Réforme des retraites : la « priorité » cruelle du gouvernement

Macron tente à nouveau de repousser l’âge de départ à la retraite. Si il y parvient, une grande partie des ouvriers mourront à la tâche, sans jamais pouvoir bénéficier d’une retraite pour laquelle ils auront cotisée toute leur vie.

Lors des universités d’été 2022 de LFI, les « AMFIS », a eu lieu une conférence intitulée « Retraites : des arguments pour la bataille à venir ». Les intervenants ont pu décrypter le sujet d’une des prochaines batailles qui opposeront le gouvernement et l’opposition : la réforme des retraites, très chère au chef de l’État. Elle reste « une priorité » du gouvernement selon Olivier Dussopt, ministre du Travail. Il était l’invité de France Info ce matin.

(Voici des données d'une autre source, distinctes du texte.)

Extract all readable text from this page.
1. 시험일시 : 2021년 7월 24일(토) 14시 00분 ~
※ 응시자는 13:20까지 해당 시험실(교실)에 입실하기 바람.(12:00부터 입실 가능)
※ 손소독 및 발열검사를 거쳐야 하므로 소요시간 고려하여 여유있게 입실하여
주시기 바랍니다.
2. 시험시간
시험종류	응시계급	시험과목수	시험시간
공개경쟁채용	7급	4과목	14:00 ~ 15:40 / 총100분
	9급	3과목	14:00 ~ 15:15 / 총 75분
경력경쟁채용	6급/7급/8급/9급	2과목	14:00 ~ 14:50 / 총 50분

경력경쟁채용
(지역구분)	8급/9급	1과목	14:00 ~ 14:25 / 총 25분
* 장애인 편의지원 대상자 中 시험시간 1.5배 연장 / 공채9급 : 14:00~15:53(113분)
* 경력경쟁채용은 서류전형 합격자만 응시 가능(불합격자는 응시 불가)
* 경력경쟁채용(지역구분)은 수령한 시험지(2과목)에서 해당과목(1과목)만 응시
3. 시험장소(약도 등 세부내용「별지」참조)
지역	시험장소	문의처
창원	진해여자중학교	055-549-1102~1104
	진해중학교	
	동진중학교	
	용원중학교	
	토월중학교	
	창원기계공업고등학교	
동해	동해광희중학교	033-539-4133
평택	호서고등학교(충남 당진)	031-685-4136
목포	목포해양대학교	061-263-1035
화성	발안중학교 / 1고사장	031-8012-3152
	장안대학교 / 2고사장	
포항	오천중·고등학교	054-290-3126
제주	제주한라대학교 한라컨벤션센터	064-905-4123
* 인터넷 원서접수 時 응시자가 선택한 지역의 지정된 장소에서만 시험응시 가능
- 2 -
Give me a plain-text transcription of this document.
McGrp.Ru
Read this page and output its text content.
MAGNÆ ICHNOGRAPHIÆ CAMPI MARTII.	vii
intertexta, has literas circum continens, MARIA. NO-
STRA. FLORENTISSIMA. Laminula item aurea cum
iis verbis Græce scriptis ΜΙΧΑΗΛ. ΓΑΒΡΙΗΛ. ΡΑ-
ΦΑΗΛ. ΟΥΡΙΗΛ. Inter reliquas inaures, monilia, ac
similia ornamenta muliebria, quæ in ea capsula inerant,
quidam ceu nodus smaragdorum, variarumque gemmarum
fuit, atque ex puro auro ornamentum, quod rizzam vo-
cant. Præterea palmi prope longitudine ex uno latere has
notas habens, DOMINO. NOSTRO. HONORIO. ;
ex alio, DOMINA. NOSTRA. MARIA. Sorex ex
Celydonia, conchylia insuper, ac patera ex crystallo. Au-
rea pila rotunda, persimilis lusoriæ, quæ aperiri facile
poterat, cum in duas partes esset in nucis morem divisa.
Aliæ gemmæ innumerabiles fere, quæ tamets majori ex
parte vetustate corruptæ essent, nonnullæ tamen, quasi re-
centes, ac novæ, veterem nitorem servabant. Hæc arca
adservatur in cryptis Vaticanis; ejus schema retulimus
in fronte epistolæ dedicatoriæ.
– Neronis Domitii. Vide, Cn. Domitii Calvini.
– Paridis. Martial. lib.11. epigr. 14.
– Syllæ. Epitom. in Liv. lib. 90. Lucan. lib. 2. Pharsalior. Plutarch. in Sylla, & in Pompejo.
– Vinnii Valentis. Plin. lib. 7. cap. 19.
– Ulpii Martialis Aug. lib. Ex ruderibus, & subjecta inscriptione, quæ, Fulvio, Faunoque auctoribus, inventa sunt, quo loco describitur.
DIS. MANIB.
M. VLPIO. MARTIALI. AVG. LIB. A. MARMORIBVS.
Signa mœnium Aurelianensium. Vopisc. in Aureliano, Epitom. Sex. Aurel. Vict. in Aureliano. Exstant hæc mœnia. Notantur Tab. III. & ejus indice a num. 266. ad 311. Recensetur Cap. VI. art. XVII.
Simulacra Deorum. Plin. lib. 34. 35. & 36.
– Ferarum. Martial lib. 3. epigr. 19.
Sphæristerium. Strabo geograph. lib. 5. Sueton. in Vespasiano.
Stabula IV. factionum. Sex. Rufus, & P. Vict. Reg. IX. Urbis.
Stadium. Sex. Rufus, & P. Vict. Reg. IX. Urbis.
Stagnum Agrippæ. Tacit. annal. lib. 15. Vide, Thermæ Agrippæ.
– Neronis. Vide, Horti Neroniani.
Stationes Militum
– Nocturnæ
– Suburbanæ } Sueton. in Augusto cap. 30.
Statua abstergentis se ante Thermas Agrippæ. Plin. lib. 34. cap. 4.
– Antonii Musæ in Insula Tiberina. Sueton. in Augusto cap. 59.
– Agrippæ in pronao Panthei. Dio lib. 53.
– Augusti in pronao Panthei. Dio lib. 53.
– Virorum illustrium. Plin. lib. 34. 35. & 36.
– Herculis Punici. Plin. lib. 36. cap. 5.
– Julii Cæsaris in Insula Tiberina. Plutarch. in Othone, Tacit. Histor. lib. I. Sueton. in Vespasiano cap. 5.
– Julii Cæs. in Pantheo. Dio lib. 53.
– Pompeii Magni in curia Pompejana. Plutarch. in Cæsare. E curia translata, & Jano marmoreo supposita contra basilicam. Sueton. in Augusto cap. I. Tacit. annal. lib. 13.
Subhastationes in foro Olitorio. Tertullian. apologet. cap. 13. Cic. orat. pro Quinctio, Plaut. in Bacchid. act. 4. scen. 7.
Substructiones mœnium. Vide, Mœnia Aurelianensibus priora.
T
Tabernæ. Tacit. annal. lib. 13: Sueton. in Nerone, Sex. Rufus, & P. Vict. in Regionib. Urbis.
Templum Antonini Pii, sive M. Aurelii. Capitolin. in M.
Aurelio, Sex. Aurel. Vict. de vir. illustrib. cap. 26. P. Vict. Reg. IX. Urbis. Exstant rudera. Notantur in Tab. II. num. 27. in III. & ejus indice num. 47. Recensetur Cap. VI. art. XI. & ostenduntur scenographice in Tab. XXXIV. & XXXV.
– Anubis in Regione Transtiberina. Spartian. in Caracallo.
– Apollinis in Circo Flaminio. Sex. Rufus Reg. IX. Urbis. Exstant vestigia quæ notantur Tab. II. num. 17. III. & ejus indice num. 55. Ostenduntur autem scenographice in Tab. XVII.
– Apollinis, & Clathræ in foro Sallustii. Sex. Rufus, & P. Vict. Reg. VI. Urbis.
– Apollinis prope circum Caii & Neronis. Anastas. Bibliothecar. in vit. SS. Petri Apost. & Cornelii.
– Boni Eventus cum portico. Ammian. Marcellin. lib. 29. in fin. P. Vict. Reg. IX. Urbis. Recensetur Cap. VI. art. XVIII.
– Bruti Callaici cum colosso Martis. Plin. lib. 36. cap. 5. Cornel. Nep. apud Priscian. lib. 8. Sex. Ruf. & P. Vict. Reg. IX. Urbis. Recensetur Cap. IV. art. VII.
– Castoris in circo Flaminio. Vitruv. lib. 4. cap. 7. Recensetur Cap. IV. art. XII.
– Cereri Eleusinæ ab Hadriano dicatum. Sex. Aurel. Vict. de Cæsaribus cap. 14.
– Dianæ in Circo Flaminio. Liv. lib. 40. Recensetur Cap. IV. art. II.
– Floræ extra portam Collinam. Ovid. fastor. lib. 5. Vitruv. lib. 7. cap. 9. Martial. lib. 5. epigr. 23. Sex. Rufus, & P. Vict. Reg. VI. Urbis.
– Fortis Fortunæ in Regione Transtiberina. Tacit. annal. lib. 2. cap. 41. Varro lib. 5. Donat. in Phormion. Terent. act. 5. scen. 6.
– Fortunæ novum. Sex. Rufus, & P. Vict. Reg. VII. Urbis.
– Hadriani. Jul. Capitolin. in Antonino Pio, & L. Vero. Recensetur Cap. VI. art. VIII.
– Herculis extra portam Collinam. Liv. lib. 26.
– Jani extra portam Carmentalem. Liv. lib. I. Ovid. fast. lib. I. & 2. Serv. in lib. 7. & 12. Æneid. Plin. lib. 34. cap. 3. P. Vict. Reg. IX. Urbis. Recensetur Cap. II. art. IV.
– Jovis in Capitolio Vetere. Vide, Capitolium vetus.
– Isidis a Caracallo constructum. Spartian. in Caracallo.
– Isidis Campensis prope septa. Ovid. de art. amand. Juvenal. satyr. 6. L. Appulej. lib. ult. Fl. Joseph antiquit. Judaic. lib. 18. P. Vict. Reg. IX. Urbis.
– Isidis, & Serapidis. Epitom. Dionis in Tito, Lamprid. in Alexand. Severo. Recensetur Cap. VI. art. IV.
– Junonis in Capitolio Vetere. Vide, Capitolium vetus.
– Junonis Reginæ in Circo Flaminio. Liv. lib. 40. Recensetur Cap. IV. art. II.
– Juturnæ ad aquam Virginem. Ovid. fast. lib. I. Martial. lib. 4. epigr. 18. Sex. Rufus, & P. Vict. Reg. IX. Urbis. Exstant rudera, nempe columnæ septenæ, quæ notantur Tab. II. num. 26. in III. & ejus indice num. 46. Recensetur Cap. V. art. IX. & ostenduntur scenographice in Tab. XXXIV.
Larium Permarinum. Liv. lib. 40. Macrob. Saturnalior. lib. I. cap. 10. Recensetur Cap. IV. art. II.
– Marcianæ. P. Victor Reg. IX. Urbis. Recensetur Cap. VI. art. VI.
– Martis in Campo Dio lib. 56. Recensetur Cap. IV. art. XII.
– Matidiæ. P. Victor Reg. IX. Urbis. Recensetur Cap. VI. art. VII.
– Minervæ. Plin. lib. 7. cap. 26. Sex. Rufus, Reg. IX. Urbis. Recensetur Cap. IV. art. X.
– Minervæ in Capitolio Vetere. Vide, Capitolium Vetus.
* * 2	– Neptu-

Après un premier abandon sous son premier quinquennat, Emmanuel Macron a fait de la réforme des retraites le cheval de bataille de sa (maigre) campagne présidentielle. Son objectif : reporter l’âge de départ à 65 ans. Une idée qu’ont rejeté 77% des Français au moment de l’entre-deux-tours de l’élection présidentielle. La conférence des « AMFIS » s’était donnée comme objectif de donner au public assez de contre-arguments sur cette réforme. Ce, afin qu’un maximum de personnes soient armées pour contrer les éléments de langage à venir du gouvernement. Notre article.

Retraites : le désastre social actuel

À partir du 1er avril 1983, l’âge de départ a été 60 ans. Puis il a été décalé de 2 ans en 2011 sous Nicolas Sarkozy. Le passage de 40 à 42 annuités, c’est-à-dire le nombre d’années de cotisations nécessaires pour partir à taux plein, a eu pour effet d’augmenter « le sas de pauvreté ». Michael Zemmour, maître de conférences en économie, utilise cette expression pour désigner la période de pauvreté par le non-emploi des ouvriers et employés avant la retraite.

Repousser à 65 ans prolongerait logiquement ce sas. Sur ce point, les députés NUPES ont souligné le besoin de supprimer la décote. Certains travailleurs ne peuvent pas, pour de nombreuses raisons (pénibilité, précarité, instabilité de la vie…), remplir toutes leurs annuités. Aussi, les femmes sont les grandes perdantes de ce système de retraite. Plus sujettes à des carrières morcelées et victimes des inégalités salariales, les femmes souffrent d’une grande injustice, qui ne serait que renforcée par un prolongement jusqu’à 65 ans.

Enfin, le système actuel est marqué par le problème du minimum vieillesse (pour les retraités ayant un revenu inférieur à 916,78 €). Cette aide sociale n’est accessible uniquement qu’à partir de 65 ans. Se pose donc la question des retraités précaires, jugés « trop jeunes »

Une réforme injustifiée

« Travailler plus longtemps quand on vit plus longtemps », « Il faut réformer pour retourner à l’équilibre » : voilà les deux totems sacrés brandis par la droite depuis des années pour justifier chacune de ses réformes. Ils sont cependant erronés. Premièrement, le Conseil d’orientation des retraites (COR) a, dans ses différents scénarios, souligné la possibilité d’un retour à l’équilibre du système des retraites pour 2035 (via un effort constant de l’État). Il n’y a pas donc de problème de financement de notre système de retraite.

Deuxièmement, les inégalités sociales profondes font que les plus précaires vivent moins longtemps que les plus riches. Ils ne bénéficient donc pas pleinement de leur retraite quand ils arrivent à l’obtenir. À l’âge de départ actuel, c’est-à-dire 62 ans, un quart des travailleurs les plus pauvres n’ont pas de retraite du tout, parce qu’ils sont morts. Si la retraite à 65 ans devenait une réalité, ce serait d’autant plus de personnes qui mourraient sans avoir pu profiter de la fin de leur vie. La bataille sera rude. Mais la gauche de rupture sera au rendez-vous.